The books offer you plenty of guidance on keeping things sane and fun, but if you want to run things at a higher power level, which you can, any attempt by the rules to limit things quantitatively would just be disruptive to peoples' attempts to do that.

If you wanted to run a large gang fight without making a hundred dice rolls, or have a dozen people gang up against someone who's singularly powerful (or singularly unfortunate), any arbitrary upper limit set by the Teamwork rules would only get in the way. And you can do this if you want to.

If you don't want to be in that circumstance, it's your responsibility as players to not create that circumstance in the first place.

2. The narrative, not the rules, should help you keep things sane.

Fate is not a rules-first game. The rules are pretty important, but they're not the entire system. If you're in a situation where you're wondering whether 50 people should be able to gang up to Overcome a steel door, you shouldn't be looking to the rules to help make sense of this.

Consider the narrative, and whether it makes narrative sense for those 50 people to gang together and help. Maybe they can — the door is big enough, they've got enough space, they're using a giant battering ram — or maybe they're in a tiny cramped passage and past a certain point, extra people isn't going to help.

Also, consider whether there's any fun value in stopping them or saying no.
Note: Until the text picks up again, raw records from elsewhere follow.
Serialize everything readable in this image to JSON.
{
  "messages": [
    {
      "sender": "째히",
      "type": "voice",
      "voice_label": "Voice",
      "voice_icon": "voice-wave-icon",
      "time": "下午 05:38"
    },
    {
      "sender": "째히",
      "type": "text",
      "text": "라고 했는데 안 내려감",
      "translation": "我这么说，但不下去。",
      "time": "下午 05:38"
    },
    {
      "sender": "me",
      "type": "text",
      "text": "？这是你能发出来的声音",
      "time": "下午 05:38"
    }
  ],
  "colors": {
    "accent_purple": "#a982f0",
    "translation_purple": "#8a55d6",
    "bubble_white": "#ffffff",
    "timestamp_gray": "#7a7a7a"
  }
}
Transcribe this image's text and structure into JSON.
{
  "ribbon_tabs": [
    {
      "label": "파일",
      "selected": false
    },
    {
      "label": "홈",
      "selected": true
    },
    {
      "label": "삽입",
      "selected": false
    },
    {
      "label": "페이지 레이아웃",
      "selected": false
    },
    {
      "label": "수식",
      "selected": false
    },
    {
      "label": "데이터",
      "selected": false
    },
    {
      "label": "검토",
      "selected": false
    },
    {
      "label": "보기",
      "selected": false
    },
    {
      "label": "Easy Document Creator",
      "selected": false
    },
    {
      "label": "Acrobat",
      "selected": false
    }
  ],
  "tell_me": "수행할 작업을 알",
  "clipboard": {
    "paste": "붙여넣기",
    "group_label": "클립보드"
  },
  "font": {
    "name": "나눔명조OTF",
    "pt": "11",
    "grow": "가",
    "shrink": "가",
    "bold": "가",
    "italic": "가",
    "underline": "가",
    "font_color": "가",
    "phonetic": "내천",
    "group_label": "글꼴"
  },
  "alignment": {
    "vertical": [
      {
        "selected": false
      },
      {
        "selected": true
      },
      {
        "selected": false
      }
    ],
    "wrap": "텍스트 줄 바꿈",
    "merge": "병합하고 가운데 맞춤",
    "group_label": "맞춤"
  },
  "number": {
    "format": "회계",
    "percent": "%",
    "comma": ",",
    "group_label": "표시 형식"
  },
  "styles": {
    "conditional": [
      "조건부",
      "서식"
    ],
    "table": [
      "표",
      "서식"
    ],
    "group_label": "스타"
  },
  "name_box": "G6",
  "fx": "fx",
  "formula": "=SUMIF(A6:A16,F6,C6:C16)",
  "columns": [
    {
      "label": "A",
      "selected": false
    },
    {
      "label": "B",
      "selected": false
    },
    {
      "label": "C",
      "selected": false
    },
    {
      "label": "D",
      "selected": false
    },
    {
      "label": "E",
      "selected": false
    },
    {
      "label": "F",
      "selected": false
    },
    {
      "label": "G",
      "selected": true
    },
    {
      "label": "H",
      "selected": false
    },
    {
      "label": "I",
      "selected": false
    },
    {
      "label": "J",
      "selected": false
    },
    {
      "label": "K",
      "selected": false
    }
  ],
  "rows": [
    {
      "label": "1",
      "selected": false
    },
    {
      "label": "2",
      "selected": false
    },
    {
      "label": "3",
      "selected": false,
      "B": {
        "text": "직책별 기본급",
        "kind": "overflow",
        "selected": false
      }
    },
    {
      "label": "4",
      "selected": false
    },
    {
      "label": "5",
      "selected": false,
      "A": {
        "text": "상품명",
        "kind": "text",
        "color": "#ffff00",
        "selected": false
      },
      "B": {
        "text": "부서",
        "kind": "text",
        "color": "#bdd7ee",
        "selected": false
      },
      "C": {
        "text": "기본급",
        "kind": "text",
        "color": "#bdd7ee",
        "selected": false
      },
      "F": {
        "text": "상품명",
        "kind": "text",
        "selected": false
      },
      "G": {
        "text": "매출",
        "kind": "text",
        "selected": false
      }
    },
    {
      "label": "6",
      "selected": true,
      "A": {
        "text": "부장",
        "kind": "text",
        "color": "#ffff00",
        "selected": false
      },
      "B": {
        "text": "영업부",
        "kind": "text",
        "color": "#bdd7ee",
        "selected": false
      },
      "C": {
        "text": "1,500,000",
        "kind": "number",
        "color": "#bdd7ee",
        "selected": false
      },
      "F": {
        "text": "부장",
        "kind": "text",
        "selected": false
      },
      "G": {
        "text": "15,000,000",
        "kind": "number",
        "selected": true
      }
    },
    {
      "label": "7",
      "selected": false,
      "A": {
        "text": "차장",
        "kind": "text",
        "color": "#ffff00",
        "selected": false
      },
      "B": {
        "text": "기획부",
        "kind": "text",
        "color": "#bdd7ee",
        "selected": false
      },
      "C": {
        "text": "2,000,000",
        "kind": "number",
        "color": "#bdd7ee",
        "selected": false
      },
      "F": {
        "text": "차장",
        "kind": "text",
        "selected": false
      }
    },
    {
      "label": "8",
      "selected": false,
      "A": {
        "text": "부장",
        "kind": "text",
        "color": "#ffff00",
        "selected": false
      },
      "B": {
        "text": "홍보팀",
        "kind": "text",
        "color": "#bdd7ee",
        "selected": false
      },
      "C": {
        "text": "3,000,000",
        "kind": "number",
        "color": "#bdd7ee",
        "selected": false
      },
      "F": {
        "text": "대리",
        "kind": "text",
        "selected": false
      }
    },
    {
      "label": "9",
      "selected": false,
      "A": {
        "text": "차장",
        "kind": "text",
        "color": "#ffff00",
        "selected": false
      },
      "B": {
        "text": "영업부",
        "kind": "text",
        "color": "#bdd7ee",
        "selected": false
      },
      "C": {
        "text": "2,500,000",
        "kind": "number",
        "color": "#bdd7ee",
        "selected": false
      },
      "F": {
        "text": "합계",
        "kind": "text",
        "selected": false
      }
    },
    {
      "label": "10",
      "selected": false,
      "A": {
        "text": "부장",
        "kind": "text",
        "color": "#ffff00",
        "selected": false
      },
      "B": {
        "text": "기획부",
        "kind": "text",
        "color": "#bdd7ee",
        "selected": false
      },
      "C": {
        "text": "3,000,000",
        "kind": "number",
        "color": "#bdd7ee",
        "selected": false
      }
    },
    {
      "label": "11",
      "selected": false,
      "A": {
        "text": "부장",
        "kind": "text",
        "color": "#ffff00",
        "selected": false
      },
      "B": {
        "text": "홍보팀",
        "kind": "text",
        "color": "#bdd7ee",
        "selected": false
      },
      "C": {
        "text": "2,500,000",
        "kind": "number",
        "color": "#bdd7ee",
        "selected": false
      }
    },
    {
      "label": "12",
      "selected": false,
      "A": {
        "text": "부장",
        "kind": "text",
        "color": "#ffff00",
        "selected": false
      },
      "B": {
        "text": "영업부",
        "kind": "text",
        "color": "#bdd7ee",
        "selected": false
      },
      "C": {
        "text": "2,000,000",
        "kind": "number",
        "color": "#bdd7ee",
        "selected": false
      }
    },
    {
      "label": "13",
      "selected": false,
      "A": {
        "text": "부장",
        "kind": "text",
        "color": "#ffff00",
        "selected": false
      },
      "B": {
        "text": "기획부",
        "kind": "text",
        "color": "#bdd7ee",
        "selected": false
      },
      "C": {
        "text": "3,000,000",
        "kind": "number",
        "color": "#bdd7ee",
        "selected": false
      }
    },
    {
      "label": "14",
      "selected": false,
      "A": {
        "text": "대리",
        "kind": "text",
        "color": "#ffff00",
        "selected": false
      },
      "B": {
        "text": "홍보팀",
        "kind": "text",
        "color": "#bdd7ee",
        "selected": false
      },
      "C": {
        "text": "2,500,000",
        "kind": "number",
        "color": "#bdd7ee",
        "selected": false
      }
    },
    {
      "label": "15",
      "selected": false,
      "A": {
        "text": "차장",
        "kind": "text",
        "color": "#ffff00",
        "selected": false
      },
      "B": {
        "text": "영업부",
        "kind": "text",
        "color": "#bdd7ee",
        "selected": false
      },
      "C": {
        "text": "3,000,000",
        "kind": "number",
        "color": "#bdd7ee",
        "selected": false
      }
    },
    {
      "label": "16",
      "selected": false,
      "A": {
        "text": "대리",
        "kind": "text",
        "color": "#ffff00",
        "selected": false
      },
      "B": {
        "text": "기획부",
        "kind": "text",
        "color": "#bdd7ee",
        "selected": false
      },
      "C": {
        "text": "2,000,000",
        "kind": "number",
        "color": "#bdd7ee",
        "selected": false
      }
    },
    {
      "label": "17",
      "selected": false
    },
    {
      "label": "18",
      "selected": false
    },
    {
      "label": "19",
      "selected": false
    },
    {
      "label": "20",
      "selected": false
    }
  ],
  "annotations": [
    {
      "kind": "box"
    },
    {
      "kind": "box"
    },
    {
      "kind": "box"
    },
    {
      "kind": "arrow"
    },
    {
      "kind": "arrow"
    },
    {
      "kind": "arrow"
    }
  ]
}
You are generally correct in how the numbers add up- though it's actually a bit worse. Each mook adds +1 to the original mook's score, which is probably a +2 in whatever he's spending his time doing. Yes, this means large crowds are very dangerous. Speaking from experience in non-rpg combat, this is makes very good sense to me.

Your last sentence looks like you have an odd misconception however. While splitting people up as appropriate to skill level "...do I have to artificially control the difficulty by splitting them based on the players' skills?" Lets say you have three PCs, and ten mooks. You could have three very different fights here depending on how you want to split them.

  • If they stay as one giant mob, then the fight is going to be highly asymetrical- Your PCs will be taking three actions to the mob's one action, making all sorts of aspects and then letting one of them tag it for a big hit, moving around to avoid letting that ten shift slam hit them- because if it hits them, they are almost certainly taking a consequence as the mob sorounds them and beats the snot out of them. This will feel like a fight against a single giant godzilla. As a GM, this is very easy to adjucate.

  • If they split into three roughtly equal groups, then this runs like a equal battle- There are just as many turns on both sides, and the skill numbers should be about even. (Three such mooks cooperating is a +4, and one group of four is at +5.) Your players won't be able to take advantage of their many turns to stack aspects as easily, or if they do then the bad guys will be stacking aspects right back. A good time had by all.

  • You could, if you prefer, split into ten 'groups' of one man each. This would take an annoyingly large amount of time to DM, as you'd wind up making three or four moves in a row, but would be an almost opposite problem as the giant mob. Here, if your mooks can manage to place aspects, they are almost certainly going to quickly stack up and beat the snot out of your PCs. Fortunately, I doubt with those low numbers that they're going to actually succeed in maneuvering that often. Your players will still take time to go through and crack their heads one at a time though.

None of these options is entirely wrong. Some are better for certain goals or stories, and some are easier are harder fights depending on how your PCs tend to operate and require more or less amounts of GM work, but me and two buddies can win any of those three fights. There is not one method you 'have' to use, and you can mix it up as much as you like- Maybe one group of eight and another group of two are running around. I tend to split groups into groups about equal to the number of PCs involved in the fight, since it makes things easy for me, but occasionally I use a single giant mob when I want the players to have to get clever. One last note: Cunning players will do their best to alter the group size using aspects, provoking one or two of the giant mob to come over this way, or using stealth to lure a few of them over into this corridor to investigate that sound. This is exactly how you would fight a large group (picking them off one by one) as well as being perfectly within the rules and making a good story. Realistic, rule abiding, and narratively interesting? Sounds like a win to me!